Die Konjunktur stabilisiert sich. Hoffentlich nicht zu sehr!

Stefan Riße · Uhr (aktualisiert: Uhr)

Vor einigen Monaten sah noch alles nach einer Rezession aus. Jetzt sieht alles danach aus, als ob sich diese verhindern ließe. Der Handelsdeal zwischen den USA und China hat die Gemüter zunächst einmal beruhigt, genauso wie die Tatsache, dass der Konflikt mit dem Iran nicht weiter eskaliert ist. Die letzten Wirtschaftsdaten wie auch die Markit-Einkaufsmanagerindizes von heute Morgen für Europa deuten alle auf eine Stabilisierung und wieder besser laufende Konjunktur in den kommenden Monaten hin. Das Impeachment-Verfahren gegen US-Präsident Donald Trump wird am Ende nicht erfolgreich sein und somit auch kein Störfeuer auslösen können. Der Präsident selbst dürfte sich ebenfalls bis zu seiner Wiederwahl im November friedliebender geben, denn er weiß genau, dass jeder neue Konfliktherd, egal ob auf geo- oder handelspolitischer Ebene, zu Verunsicherung in der Wirtschaft und damit nachlassenden Investitionen führt.

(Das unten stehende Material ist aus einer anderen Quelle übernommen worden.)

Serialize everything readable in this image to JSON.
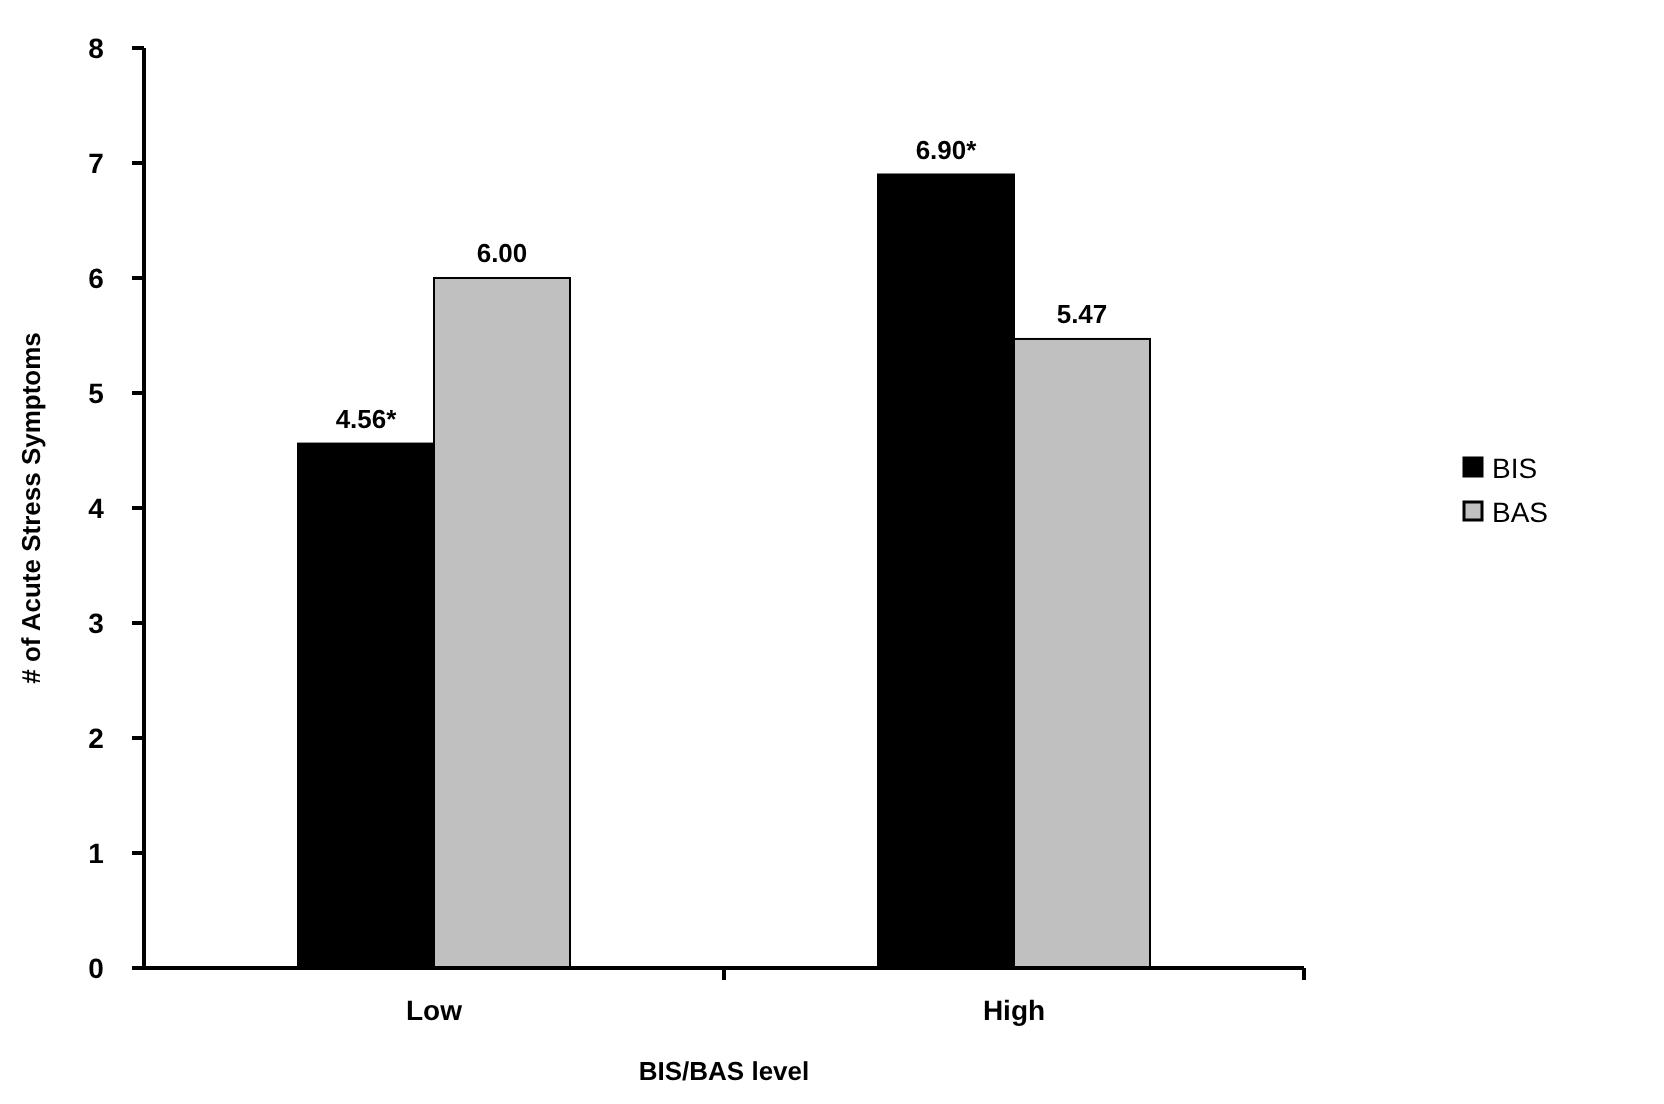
{
  "chart_data": {
    "type": "bar",
    "xlabel": "BIS/BAS level",
    "ylabel": "# of Acute Stress Symptoms",
    "categories": [
      "Low",
      "High"
    ],
    "series": [
      {
        "name": "BIS",
        "color": "#000000",
        "values": [
          4.56,
          6.9
        ],
        "value_labels": [
          "4.56*",
          "6.90*"
        ]
      },
      {
        "name": "BAS",
        "color": "#c0c0c0",
        "values": [
          6.0,
          5.47
        ],
        "value_labels": [
          "6.00",
          "5.47"
        ]
      }
    ],
    "ylim": [
      0,
      8
    ],
    "yticks": [
      0,
      1,
      2,
      3,
      4,
      5,
      6,
      7,
      8
    ],
    "grid": false,
    "legend": "right"
  }
}
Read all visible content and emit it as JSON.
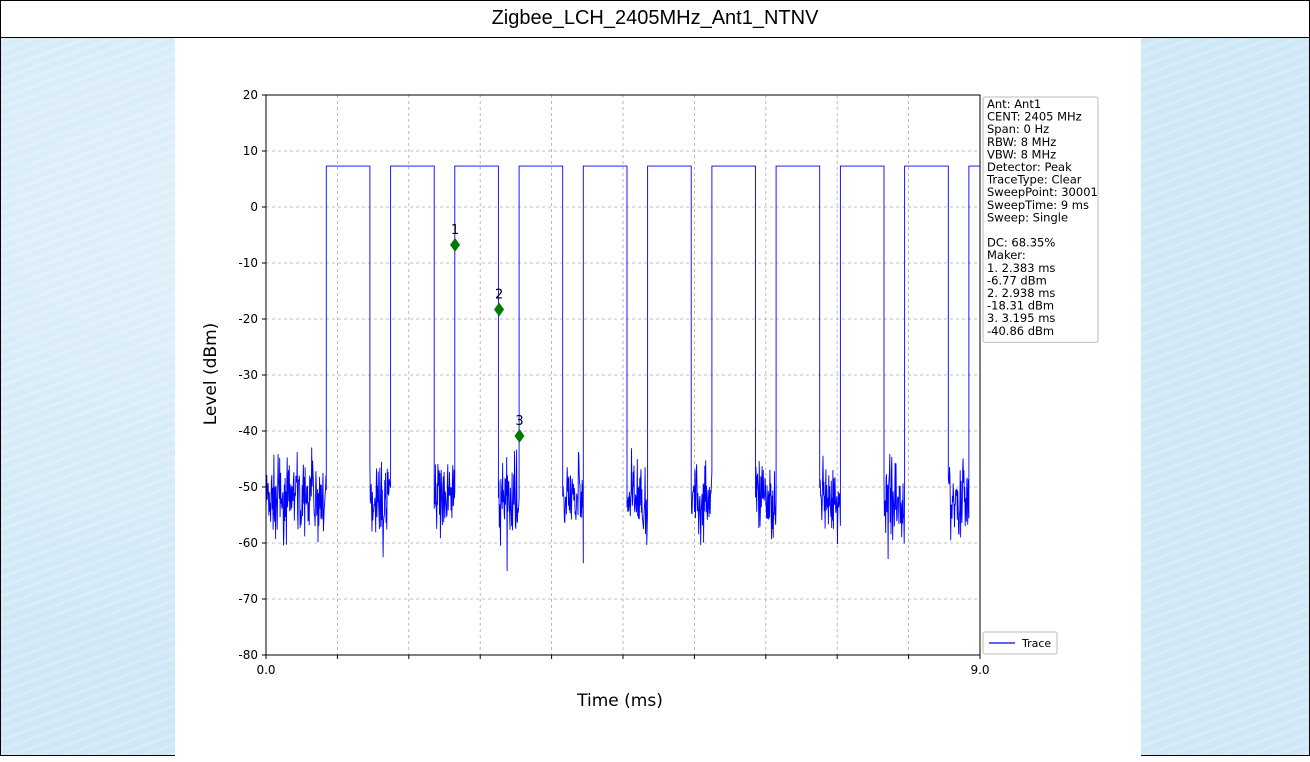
{
  "page": {
    "title": "Zigbee_LCH_2405MHz_Ant1_NTNV"
  },
  "chart_data": {
    "type": "line",
    "title": "",
    "xlabel": "Time (ms)",
    "ylabel": "Level (dBm)",
    "xlim": [
      0,
      9
    ],
    "ylim": [
      -80,
      20
    ],
    "x_tick_labels": [
      "0.0",
      "9.0"
    ],
    "x_minor_ticks": [
      0.9,
      1.8,
      2.7,
      3.6,
      4.5,
      5.4,
      6.3,
      7.2,
      8.1
    ],
    "y_ticks": [
      20,
      10,
      0,
      -10,
      -20,
      -30,
      -40,
      -50,
      -60,
      -70,
      -80
    ],
    "grid": true,
    "trace_color": "#0000ff",
    "marker_color": "#007a00",
    "series": [
      {
        "name": "Trace",
        "high_level_dbm": 7.3,
        "noise_floor_dbm": -52,
        "noise_min_dbm": -65,
        "on_intervals_ms": [
          [
            0.76,
            1.31
          ],
          [
            1.57,
            2.12
          ],
          [
            2.38,
            2.93
          ],
          [
            3.19,
            3.74
          ],
          [
            4.0,
            4.55
          ],
          [
            4.81,
            5.36
          ],
          [
            5.62,
            6.17
          ],
          [
            6.43,
            6.98
          ],
          [
            7.24,
            7.79
          ],
          [
            8.05,
            8.6
          ],
          [
            8.86,
            9.0
          ]
        ]
      }
    ],
    "markers": [
      {
        "label": "1",
        "x": 2.383,
        "y": -6.77
      },
      {
        "label": "2",
        "x": 2.938,
        "y": -18.31
      },
      {
        "label": "3",
        "x": 3.195,
        "y": -40.86
      }
    ],
    "info_box": [
      "Ant: Ant1",
      "CENT: 2405 MHz",
      "Span: 0 Hz",
      "RBW: 8 MHz",
      "VBW: 8 MHz",
      "Detector: Peak",
      "TraceType: Clear",
      "SweepPoint: 30001",
      "SweepTime: 9 ms",
      "Sweep: Single",
      "",
      "DC: 68.35%",
      "Maker:",
      "1. 2.383 ms",
      "    -6.77 dBm",
      "2. 2.938 ms",
      "    -18.31 dBm",
      "3. 3.195 ms",
      "    -40.86 dBm"
    ],
    "legend": {
      "position": "bottom-right",
      "label": "Trace"
    }
  }
}
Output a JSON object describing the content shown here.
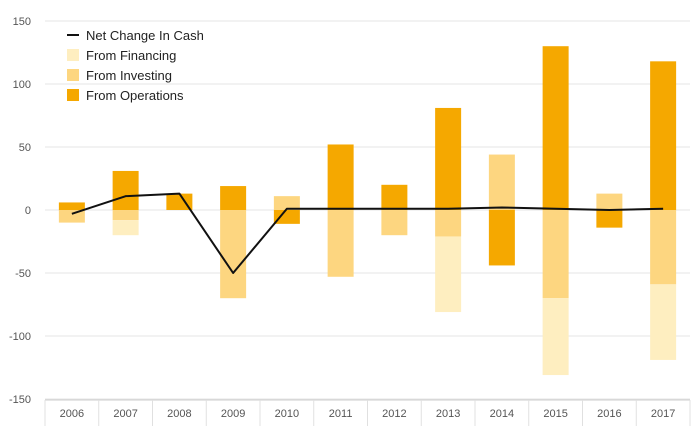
{
  "chart_data": {
    "type": "bar",
    "stacked": true,
    "categories": [
      "2006",
      "2007",
      "2008",
      "2009",
      "2010",
      "2011",
      "2012",
      "2013",
      "2014",
      "2015",
      "2016",
      "2017"
    ],
    "series": [
      {
        "name": "From Operations",
        "color": "#f5a800",
        "values": [
          6,
          31,
          13,
          19,
          -11,
          52,
          20,
          81,
          -44,
          130,
          -14,
          118
        ]
      },
      {
        "name": "From Investing",
        "color": "#fdd680",
        "values": [
          -10,
          -8,
          0,
          -70,
          11,
          -53,
          -20,
          -21,
          44,
          -70,
          13,
          -59
        ]
      },
      {
        "name": "From Financing",
        "color": "#feeec0",
        "values": [
          0,
          -12,
          0,
          0,
          0,
          0,
          0,
          -60,
          0,
          -61,
          0,
          -60
        ]
      },
      {
        "name": "Net Change In Cash",
        "type": "line",
        "color": "#111111",
        "values": [
          -3,
          11,
          13,
          -50,
          1,
          1,
          1,
          1,
          2,
          1,
          0,
          1
        ]
      }
    ],
    "yticks": [
      150,
      100,
      50,
      0,
      -50,
      -100,
      -150
    ],
    "ylim": [
      -150,
      150
    ],
    "grid": true,
    "legend": {
      "position": "top-left",
      "entries": [
        "Net Change In Cash",
        "From Financing",
        "From Investing",
        "From Operations"
      ]
    }
  }
}
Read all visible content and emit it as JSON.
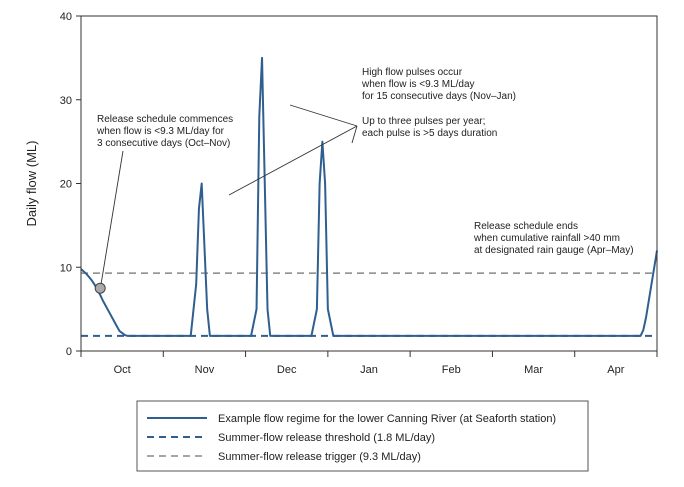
{
  "chart_data": {
    "type": "line",
    "xlabel": "",
    "ylabel": "Daily flow (ML)",
    "ylim": [
      0,
      40
    ],
    "yticks": [
      "0",
      "10",
      "20",
      "30",
      "40"
    ],
    "months": [
      "Oct",
      "Nov",
      "Dec",
      "Jan",
      "Feb",
      "Mar",
      "Apr"
    ],
    "xlim": [
      0,
      210
    ],
    "grid": false,
    "legend_position": "bottom",
    "series": [
      {
        "name": "Example flow regime for the lower Canning River (at Seaforth station)",
        "style": "solid",
        "color": "#2f5f8f",
        "x": [
          0,
          1,
          2,
          3,
          4,
          5,
          6,
          7,
          8,
          10,
          12,
          14,
          16,
          17,
          18,
          19,
          40,
          42,
          43,
          44,
          46,
          47,
          48,
          50,
          62,
          64,
          65,
          66,
          68,
          69,
          70,
          72,
          84,
          86,
          87,
          88,
          89,
          90,
          92,
          204,
          205,
          206,
          207,
          208,
          209,
          210
        ],
        "y": [
          9.8,
          9.5,
          9.2,
          8.8,
          8.4,
          7.9,
          7.3,
          6.7,
          6.0,
          4.8,
          3.6,
          2.4,
          1.9,
          1.8,
          1.8,
          1.8,
          1.8,
          8.0,
          17.0,
          20.0,
          5.0,
          1.8,
          1.8,
          1.8,
          1.8,
          5.0,
          28.0,
          35.0,
          5.0,
          1.8,
          1.8,
          1.8,
          1.8,
          5.0,
          20.0,
          25.0,
          20.0,
          5.0,
          1.8,
          1.8,
          2.5,
          4.0,
          6.0,
          8.0,
          10.0,
          12.0
        ]
      },
      {
        "name": "Summer-flow release threshold (1.8 ML/day)",
        "style": "dashed",
        "color": "#2f5f8f",
        "value": 1.8
      },
      {
        "name": "Summer-flow release trigger (9.3 ML/day)",
        "style": "dashed",
        "color": "#888888",
        "value": 9.3
      }
    ],
    "marker": {
      "x": 7,
      "y": 7.5,
      "color": "#aaaaaa"
    },
    "annotations": [
      {
        "id": "commence",
        "lines": [
          "Release schedule commences",
          "when flow is <9.3 ML/day for",
          "3 consecutive days (Oct–Nov)"
        ]
      },
      {
        "id": "pulses",
        "lines": [
          "High flow pulses occur",
          "when flow is <9.3 ML/day",
          "for 15 consecutive days (Nov–Jan)"
        ]
      },
      {
        "id": "three",
        "lines": [
          "Up to three pulses per year;",
          "each pulse is >5 days duration"
        ]
      },
      {
        "id": "ends",
        "lines": [
          "Release schedule ends",
          "when cumulative rainfall >40 mm",
          "at designated rain gauge (Apr–May)"
        ]
      }
    ]
  }
}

Geldpolitik wird zum größten Risiko für die Börse

Für die Aktienmärkte sind dies natürlich zunächst einmal gute Nachrichten. Und in der Tat erwarten die Analysten für 2020 in den USA auch wieder Gewinnsteigerungen der Unternehmen von rund zehn Prozent. Allerdings ist darauf zu achten, ob die Konjunktur möglicherweise so stark anzieht, dass die US-Notenbank Federal Reserve (FED) sich gezwungen sehen könnte, wieder umzusteuern und einen restriktiveren Kurs zu fahren. Dann hätten wir die gleiche Situation wie in 2018 mit den bekannten Bremsspuren an den Aktienmärkten. Denn es war nicht die politische Unsicherheit wie Land auf Land ab kolportiert, sondern die restriktive Politik der FED, die die Aktienmärkte ins straucheln brachte. Denn 2017 war politisch auch nicht alles in Ordnung - Krawallmacher Trump war schon im Amt - und 2019 schon gar nicht. Dennoch waren beide fantastische Aktienjahre. Es lag schlichtweg daran, dass in diesen beiden Jahren die Geldpolitik noch nicht, beziehungsweise nicht mehr restriktiv war.

Jerome Powell könnte sich rächen

Normalerweise ist es so, dass die US-Notenbank in einem Wahljahr die Füße still hält und die Konjunktur unterstützt. Es ist allerdings nicht zu vergessen, dass Donald Trump den amtierenden US-Notenbank-Präsidenten Jerome Powell öffentlich massiv kritisiert hat. Wenn hinter den Kulissen die Wogen nicht mittlerweile geglättet wurden, kann Powell eigentlich nicht erwarten, für eine weitere Amtszeit von Trump ernannt zu werden. Insofern könnte er Interesse an einem Wechsel im Präsidentenamt haben und versuchen, sofern sich dies mit guten Konjunkturdaten begründen ließe, mit Zinserhöhungen Trump in die Suppe zu spucken.

Bisher geben die Daten das sicherlich nicht her, allerdings sollte man ein Auge auf die Lohninflation haben. Die liegt wegen des leer gefegten Arbeitsmarktes stabil über drei Prozent und könnte irgendwann dafür sorgen, dass auch die Kerninflation, die sich schon über der Zielmarke von zwei Prozent befindet, in Richtung drei Prozent wandert. Dann müsste die FED wahrscheinlich stärker bremsen und dann würden zunächst einmal die Ampeln für die Aktienmärkte auf Rot schalten. Noch sind wir dort aber nicht. Aber die Entwicklung sollte aufmerksam beobachtet werden.